Karta szczepień obowiązkowych dotyczy każdego noworodka. Wielu rodziców myśli, że obowiązkowe szczepienia trzeba wykonać i nie ma od nich żadnej ucieczki. Warto wiedzieć, że wcale tak nie jest. Nikt nie może zmusić Nas do wykonania szczepienia, ani wykonać szczepienia dziecka bez Naszej wiedzy i pozwolenia.
Wcale nie takie obowiązkowe
Sformułowanie „szczepienia obowiązkowe” jest zwykłą manipulacją i wmawianiem społeczeństwu, że szczepienie jest konieczne. Tymczasem w znowelizowanej ustawie szczepionkowej nie ma żadnego nakazu prawnego, ani prawnych konsekwencji braku szczepień (z wyjątkiem stanu epidemii). Każdy rodzic może odmówić zaszczepienia swojego dziecka. Szczepienia można wykonać w późniejszym terminie lub całkowicie z nich zrezygnować. Niestety wielu lekarzy zdaje się tego nie rozumieć. Rodzice odmawiający szczepienia dziecka są często straszeni sankcjami prawnymi. Niedawno mogliśmy usłyszeć o przypadku rodziny z Poznania, która została ukarana karą grzywny (nałożoną przez sanepid). Według prawomocnego postanowienia sądu, owa kara była wymierzona niesłusznie. Zarówno konstytucja jak i prawo unijne chronią Nas przed przymusową ingerencją medyczną. Wszystkie twierdzenia o obowiązku szczepień są całkowicie mylne i nieuzasadnione prawnie. Póki co możemy odmówić szczepienia siebie oraz swojego dziecka. Dotyczy to nawet sytuacji wystąpienia epidemii (jednak w tym wypadku będziemy musieli liczyć się już z wieloma nieprzyjemnymi reperkusjami np. z przymusową kwarantanną).
Jak rozwijają się dzieci których nie poddano obowiązkowym szczepieniom, bądź wykonano szczepienia w późniejszym terminie?
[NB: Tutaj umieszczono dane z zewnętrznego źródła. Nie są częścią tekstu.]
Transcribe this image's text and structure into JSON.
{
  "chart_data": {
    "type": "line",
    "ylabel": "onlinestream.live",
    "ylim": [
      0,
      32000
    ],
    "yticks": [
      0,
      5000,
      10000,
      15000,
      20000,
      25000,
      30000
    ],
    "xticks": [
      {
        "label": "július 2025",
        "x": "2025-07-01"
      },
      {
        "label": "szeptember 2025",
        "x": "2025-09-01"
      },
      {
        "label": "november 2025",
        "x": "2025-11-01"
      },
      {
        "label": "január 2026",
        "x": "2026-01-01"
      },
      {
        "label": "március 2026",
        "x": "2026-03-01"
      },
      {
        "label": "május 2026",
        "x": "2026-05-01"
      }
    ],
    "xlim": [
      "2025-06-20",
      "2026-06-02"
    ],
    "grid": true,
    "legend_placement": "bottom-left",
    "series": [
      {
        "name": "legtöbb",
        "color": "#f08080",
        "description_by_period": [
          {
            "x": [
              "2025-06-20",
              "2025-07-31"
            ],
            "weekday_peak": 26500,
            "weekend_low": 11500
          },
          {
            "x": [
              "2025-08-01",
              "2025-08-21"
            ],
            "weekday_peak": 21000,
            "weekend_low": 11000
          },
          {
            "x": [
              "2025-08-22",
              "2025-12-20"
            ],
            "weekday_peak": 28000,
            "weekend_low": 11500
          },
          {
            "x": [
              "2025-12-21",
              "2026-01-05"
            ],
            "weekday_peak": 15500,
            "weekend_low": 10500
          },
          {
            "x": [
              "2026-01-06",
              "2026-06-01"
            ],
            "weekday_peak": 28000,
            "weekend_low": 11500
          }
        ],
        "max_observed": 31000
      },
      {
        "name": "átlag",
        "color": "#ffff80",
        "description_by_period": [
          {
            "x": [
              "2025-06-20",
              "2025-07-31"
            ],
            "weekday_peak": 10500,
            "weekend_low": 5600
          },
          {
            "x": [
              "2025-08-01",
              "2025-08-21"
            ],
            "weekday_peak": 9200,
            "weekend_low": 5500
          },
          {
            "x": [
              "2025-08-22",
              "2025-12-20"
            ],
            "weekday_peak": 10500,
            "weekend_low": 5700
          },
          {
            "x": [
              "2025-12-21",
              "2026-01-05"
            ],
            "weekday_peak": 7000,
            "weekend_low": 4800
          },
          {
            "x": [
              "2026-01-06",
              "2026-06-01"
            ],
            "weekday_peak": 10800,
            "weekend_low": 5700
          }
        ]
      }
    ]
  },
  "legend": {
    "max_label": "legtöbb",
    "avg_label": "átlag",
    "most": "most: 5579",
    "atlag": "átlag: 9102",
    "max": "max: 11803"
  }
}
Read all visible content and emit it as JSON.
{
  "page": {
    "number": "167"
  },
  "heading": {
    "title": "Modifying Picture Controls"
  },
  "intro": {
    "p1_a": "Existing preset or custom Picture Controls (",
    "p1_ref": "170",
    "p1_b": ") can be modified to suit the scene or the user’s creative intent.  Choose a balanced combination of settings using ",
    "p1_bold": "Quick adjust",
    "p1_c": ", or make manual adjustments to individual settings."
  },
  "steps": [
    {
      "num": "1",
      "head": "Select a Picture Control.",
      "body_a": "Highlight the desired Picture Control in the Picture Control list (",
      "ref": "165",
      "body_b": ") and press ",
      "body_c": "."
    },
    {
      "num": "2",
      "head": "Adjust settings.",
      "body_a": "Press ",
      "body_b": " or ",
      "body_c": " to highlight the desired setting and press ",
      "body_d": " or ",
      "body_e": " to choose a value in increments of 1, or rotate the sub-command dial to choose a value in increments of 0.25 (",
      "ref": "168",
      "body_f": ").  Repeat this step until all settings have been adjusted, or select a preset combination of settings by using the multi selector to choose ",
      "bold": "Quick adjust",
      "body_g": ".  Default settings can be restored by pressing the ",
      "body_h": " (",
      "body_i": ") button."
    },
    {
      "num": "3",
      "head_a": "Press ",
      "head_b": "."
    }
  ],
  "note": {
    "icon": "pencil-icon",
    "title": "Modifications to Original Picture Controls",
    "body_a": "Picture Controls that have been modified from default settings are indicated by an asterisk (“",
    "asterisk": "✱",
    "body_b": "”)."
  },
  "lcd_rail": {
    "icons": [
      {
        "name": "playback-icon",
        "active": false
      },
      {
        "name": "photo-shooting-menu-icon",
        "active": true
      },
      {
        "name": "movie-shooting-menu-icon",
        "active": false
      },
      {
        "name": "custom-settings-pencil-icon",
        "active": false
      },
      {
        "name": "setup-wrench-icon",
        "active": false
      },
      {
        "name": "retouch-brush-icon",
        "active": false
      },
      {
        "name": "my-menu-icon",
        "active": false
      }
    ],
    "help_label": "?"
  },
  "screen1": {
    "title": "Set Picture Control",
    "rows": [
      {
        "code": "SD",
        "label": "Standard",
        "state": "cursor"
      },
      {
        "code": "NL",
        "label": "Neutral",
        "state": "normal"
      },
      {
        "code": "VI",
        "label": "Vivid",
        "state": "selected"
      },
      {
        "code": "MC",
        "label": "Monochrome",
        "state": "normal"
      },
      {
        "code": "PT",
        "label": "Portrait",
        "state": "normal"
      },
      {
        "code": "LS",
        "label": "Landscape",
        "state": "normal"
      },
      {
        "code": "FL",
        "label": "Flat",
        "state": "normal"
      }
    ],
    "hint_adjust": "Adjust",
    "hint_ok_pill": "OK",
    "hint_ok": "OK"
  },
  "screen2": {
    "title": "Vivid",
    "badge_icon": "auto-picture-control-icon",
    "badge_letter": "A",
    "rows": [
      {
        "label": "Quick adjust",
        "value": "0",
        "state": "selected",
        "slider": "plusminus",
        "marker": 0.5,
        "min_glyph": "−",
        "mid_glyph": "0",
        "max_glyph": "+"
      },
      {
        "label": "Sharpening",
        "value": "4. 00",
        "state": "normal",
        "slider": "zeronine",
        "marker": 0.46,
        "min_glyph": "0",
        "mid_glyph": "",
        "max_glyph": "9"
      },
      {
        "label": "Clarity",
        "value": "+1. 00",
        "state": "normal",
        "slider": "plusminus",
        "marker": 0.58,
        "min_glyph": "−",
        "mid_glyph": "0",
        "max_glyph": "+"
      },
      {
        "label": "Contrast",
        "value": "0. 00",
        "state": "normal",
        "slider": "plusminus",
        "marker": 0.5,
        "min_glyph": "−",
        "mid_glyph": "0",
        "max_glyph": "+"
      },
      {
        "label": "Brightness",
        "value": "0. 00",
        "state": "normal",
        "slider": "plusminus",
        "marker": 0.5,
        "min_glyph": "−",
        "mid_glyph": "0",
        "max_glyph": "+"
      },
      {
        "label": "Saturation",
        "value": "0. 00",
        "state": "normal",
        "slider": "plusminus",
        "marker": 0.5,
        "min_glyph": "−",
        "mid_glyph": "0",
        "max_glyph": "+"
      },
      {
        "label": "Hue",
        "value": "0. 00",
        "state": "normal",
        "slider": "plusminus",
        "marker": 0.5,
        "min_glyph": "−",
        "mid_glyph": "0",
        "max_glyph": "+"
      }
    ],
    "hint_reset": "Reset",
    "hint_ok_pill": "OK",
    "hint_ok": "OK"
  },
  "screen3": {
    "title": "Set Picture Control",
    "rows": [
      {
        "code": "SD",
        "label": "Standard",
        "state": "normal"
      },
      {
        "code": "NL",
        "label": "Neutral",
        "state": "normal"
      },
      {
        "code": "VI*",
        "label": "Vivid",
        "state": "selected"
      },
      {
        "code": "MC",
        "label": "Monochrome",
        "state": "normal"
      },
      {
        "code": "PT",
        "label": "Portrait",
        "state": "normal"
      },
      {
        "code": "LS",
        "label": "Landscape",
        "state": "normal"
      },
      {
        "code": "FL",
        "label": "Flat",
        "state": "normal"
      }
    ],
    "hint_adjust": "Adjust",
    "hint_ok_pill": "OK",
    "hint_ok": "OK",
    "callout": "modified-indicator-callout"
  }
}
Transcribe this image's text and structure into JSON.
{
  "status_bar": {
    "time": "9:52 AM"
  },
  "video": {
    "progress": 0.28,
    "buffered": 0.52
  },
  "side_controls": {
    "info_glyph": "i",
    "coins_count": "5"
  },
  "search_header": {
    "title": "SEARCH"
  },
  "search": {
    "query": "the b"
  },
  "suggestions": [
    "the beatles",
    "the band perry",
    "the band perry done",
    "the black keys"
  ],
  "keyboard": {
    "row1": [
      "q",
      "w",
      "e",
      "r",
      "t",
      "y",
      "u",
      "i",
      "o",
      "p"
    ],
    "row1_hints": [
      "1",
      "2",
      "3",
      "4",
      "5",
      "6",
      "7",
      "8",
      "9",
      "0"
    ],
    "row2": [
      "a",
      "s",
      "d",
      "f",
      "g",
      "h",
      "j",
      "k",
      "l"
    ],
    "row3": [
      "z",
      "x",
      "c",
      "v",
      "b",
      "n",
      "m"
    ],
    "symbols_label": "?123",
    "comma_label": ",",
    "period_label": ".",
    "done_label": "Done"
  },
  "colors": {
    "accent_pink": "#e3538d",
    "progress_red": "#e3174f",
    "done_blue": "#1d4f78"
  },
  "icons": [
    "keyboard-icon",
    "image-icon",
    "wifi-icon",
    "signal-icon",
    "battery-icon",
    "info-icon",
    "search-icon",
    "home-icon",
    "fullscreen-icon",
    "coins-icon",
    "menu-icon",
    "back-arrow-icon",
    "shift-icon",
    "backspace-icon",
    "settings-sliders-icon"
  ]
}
W Polsce nie prowadzono jeszcze badań statystycznych dotyczących tego zagadnienia. Jednak w USA opracowano już pierwsze wiarygodne wyniki. Dzieci nieszczepione i zaszczepione po zakończeniu 1 roku życia poddaje się regularnym badaniom. Wyniki jednoznacznie wskazują, iż owa grupa dzieci jest mniej podatna na różnego typu zakażenia i infekcje. Znacznie mniejszy jest także odsetek dzieci cierpiących na autyzm. Amerykańscy, niezależni badacze wskazują też na fakt, iż dzieci zaszczepione w późniejszym terminie rzadziej chorują na alergię, a ich odporność na zachorowania wirusowe jest znacznie wyższa.
Szczepić czy nie szczepić?
Z pewnością nie jest tak, że szczepionki doprowadzą do choroby każdego noworodka. Jednak szacuje się, że odsetek osób podatnych na choroby poszczepienne wynosi aż 30%. To bardzo wysoki wynik i bardzo duże ryzyko. Dlatego coraz większe grono rodziców (na całym świecie) decyduje się na zaszczepienie dziecka w późniejszym terminie bądź całkowicie rezygnuje z tego typu medykamentów. Takie rozwiązanie wydaje się być uzasadnione i bardzo rozsądne.